Pain control is very important to Dr. Wodajo’s overall philosophy of patient care. It has a significant effect on the patient’s well-being and recovery. A carefully executed pain control regimen not only makes the surgical experience more pleasant, but allows for a quicker and more complete recovery. With the many pharmaceutical and non-pharmaceutical techniques available, both cancer and surgery-related pain can now be well controlled
Ambulatory Pain Pumps
Almost all patients who undergo outpatient surgery by Dr. Wodajo will be provided with an ambulatory pain pump. In this technique, a small tube is inserted in the incision at the time of surgery. The tube is connected to a small, inflatable reservoir filled with anesthetic fluid. As the reservoir deflates, the anesthetic fluid is slowly injected into the tissues. The mechanism is automatic, no intervention is required by the patient. The reservoir usually lasts about three days. With this technique, many patients will experience markedly decreased surgical pain and often report requiring little or no oral pain medications.
Patient controlled analgesia
Patient controlled analgesia (“PCA”) is the use of intravenous opiates, usually morphine, administered via a small pump controlled by the patient. The pump has settings that limit the frequency and total dosage. It is a well-established and very safe method of pain control.

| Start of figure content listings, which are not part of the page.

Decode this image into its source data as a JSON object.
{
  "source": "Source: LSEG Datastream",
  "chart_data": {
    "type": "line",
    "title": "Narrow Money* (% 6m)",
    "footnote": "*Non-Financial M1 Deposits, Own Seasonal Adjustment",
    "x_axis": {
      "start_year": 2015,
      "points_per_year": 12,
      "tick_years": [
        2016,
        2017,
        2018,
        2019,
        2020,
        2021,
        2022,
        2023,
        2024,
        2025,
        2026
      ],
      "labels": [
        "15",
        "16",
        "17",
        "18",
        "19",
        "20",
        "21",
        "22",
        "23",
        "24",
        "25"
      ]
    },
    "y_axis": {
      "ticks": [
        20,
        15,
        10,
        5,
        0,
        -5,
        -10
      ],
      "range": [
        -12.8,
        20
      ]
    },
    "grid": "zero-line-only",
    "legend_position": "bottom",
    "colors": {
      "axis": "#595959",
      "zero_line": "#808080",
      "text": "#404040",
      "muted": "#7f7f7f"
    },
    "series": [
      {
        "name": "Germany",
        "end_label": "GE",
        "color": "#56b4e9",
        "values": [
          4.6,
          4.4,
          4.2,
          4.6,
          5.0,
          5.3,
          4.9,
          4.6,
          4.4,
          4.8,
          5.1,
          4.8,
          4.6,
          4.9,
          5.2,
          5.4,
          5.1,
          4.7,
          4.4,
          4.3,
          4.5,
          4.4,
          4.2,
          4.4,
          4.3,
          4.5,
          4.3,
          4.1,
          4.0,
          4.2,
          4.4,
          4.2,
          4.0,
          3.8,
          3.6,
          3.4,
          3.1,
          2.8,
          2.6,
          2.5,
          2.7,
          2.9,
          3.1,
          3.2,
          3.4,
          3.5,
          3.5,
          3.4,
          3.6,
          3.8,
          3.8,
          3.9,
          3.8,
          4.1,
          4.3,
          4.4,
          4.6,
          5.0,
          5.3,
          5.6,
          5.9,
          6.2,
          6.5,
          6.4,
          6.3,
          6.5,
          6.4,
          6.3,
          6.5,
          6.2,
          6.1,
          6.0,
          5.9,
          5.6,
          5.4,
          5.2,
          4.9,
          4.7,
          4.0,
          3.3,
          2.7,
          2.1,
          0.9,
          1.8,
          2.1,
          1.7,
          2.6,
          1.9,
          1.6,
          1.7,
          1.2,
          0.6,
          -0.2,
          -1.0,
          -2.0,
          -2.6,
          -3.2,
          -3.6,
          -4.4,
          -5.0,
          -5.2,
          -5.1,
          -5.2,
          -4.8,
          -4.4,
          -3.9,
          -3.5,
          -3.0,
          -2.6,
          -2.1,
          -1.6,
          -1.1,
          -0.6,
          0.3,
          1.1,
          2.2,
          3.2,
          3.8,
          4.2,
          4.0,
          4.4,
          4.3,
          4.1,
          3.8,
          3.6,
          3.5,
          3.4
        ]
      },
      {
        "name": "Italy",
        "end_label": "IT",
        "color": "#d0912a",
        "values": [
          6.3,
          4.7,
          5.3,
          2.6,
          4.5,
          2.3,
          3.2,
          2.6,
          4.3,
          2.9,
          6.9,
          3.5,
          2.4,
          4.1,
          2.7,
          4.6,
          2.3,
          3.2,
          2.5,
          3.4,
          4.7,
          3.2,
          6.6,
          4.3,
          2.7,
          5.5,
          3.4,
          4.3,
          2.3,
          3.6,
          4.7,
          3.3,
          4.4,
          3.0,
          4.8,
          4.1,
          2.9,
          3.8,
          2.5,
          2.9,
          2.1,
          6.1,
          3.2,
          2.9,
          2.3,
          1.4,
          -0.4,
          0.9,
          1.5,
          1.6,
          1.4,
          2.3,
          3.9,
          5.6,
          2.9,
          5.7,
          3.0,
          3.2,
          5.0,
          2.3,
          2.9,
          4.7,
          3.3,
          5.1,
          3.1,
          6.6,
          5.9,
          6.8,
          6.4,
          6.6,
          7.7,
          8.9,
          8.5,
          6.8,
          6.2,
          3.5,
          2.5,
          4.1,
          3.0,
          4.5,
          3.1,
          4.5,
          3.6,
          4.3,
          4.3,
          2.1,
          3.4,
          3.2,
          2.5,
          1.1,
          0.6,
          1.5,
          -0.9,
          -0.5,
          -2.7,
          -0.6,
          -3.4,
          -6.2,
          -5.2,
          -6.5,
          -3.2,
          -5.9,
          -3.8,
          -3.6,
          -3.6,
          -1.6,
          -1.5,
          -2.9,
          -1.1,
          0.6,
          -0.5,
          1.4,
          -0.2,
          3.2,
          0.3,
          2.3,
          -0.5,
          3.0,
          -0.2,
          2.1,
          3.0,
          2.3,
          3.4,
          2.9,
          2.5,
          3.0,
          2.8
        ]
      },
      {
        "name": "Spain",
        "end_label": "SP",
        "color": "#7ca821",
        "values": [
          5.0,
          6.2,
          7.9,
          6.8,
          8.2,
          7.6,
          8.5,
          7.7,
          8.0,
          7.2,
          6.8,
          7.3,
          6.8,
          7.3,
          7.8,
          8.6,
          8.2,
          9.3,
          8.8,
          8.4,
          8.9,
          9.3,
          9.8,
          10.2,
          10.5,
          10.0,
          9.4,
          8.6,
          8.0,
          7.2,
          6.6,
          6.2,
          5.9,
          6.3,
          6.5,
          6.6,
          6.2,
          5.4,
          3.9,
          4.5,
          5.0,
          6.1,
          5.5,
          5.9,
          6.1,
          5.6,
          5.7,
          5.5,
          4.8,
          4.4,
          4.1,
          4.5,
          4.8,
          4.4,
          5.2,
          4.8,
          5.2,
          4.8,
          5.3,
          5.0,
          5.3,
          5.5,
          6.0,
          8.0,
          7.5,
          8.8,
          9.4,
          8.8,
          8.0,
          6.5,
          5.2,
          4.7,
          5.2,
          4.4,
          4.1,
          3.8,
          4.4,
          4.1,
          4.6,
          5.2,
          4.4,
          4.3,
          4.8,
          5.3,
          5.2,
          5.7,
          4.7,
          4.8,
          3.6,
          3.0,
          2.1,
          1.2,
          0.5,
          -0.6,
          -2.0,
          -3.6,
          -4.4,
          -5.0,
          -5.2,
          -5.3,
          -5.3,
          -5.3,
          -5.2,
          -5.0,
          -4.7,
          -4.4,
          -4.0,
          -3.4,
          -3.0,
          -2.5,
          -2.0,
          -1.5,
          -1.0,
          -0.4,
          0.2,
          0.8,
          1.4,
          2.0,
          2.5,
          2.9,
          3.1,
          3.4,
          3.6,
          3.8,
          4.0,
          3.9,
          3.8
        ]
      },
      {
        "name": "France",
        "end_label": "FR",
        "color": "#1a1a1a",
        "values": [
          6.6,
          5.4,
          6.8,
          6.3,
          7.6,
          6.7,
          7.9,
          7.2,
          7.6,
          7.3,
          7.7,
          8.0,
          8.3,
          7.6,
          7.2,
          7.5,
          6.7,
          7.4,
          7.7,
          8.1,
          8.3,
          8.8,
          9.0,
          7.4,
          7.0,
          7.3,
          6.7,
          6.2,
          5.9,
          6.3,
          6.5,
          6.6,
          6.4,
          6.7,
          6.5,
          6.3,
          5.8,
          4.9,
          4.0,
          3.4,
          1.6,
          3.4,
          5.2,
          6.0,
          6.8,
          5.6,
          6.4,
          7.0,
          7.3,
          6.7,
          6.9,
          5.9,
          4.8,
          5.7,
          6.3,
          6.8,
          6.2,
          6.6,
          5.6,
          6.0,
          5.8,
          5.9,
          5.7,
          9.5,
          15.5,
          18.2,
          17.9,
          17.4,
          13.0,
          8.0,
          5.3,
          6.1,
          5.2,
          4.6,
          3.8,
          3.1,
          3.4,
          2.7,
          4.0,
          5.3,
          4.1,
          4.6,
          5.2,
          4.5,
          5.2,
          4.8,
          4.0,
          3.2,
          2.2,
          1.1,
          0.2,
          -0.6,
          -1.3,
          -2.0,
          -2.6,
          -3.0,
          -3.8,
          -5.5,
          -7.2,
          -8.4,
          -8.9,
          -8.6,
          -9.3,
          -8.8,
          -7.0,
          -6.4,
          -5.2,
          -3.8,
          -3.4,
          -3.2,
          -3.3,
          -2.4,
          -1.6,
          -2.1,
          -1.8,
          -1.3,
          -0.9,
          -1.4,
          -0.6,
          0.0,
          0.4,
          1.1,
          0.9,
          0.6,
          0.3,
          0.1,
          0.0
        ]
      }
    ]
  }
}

Epidural anesthesia is well-established and commonly used, for example, with child birth. In this technique, a catheter is inserted into the patient’s back, in between the vertebrae, to bathe the spinal region with anesthetic agents. It is a very effective form of pain relief.
Many patients undergoing lower extremity bone procedures will have an epidural catheter placed before surgery. The catheter is usually left in place to provide pain relief for the first few days after surgery. It does, however, limit the amount the patient can ambulate, so after a few days, the catheter is removed and the physical therapy is begun.